Consumatum est [18]

No le costó trabajo encontrar el rastro de Jean y los cuatro sargentos que le servían de escolta. Gracias a la bolsa de monedas siguió su camino, basándose en la información obtenida en dos posadas. Más adelante los leyó en el barro: había seis monturas. Jean llevaba dos caballos, uno para sí y el otro cargado con sus pertrechos. Los halló a media jornada del puerto de La Rochelle, acampados en mitad de un bosquecillo, en un claro. Estaban arrebujados bajo sus mantas alrededor de un fuego. Era noche cerrada.
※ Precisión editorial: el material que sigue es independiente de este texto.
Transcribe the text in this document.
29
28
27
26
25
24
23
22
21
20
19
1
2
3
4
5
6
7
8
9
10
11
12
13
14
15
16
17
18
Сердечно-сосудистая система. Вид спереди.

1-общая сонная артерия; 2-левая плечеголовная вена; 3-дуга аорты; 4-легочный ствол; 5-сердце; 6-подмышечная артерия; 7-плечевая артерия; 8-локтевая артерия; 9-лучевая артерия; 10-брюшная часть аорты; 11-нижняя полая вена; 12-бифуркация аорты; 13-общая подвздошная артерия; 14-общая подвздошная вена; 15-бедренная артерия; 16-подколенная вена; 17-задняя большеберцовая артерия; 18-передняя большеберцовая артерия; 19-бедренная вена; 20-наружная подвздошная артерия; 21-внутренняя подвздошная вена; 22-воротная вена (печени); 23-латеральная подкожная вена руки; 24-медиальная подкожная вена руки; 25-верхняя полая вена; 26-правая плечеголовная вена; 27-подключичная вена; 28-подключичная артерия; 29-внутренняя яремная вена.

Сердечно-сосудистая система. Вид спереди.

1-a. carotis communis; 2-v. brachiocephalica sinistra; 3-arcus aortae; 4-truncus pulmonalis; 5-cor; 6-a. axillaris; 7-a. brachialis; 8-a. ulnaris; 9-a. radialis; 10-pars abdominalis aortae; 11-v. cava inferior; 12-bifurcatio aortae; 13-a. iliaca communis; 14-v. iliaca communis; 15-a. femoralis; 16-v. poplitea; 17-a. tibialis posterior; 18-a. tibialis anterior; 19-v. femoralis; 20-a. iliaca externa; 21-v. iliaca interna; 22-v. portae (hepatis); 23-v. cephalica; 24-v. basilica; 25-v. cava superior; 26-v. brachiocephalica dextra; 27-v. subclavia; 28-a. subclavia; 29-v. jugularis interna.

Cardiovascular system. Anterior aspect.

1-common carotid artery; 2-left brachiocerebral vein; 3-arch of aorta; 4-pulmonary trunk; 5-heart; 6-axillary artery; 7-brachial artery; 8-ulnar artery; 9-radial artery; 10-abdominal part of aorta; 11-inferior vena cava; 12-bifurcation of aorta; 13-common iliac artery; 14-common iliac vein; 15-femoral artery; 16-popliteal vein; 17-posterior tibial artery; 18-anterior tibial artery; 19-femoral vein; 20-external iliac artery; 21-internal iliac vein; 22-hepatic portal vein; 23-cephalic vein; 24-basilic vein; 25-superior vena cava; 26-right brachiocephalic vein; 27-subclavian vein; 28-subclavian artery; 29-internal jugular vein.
– Mañana saldremos a primera hora -dijo De Rossal-. El barco parte a mediodía y no quiero llegar tarde. Nadie me conoce allí y no querría comenzar el viaje dando una mala impresión.

Dejaron a uno de los sargentos de guardia mientras que los demás se acurrucaban a dormir. Rodrigo decidió esperar.


Una sombra surgió de entre la maleza y pasó junto al vigía, que cabeceaba al calor de la hoguera. Éste se desplomó degollado. Uno de los sargentos abrió los ojos y se vio frente a un rostro demoníaco que desapareció de pronto.

– ¡El muerto, el muerto!- gritó despertando a los demás.

El fuego lanzó entonces una suerte de explosión, una llamarada inesperada que lo llevó hasta el cielo.

Los tres sargentos dieron un paso atrás horrorizados.

– ¡Brujería! ¡El fantasma!

– ¿Qué decís?- gritó Jean malhumorado.

– ¡Ese Arriaga! ¡Lo he visto! Junto a mí, ahí… me ha susurrado «¡Vais a morir!».

Jean miró a su alrededor conmocionado. El vigía se desangraba luchando por respirar. Los sargentos comenzaron a recular. Uno de ellos alzó el índice y dijo:

– ¡Mirad!

Unas extrañas luces comenzaron a encenderse frente a ellos en el bosque.

– Es Arriaga -dijo el sargento más joven-. Yo lo escuché, en el calabozo, juró que se vengaría. Ha vuelto desde la muerte a por vos.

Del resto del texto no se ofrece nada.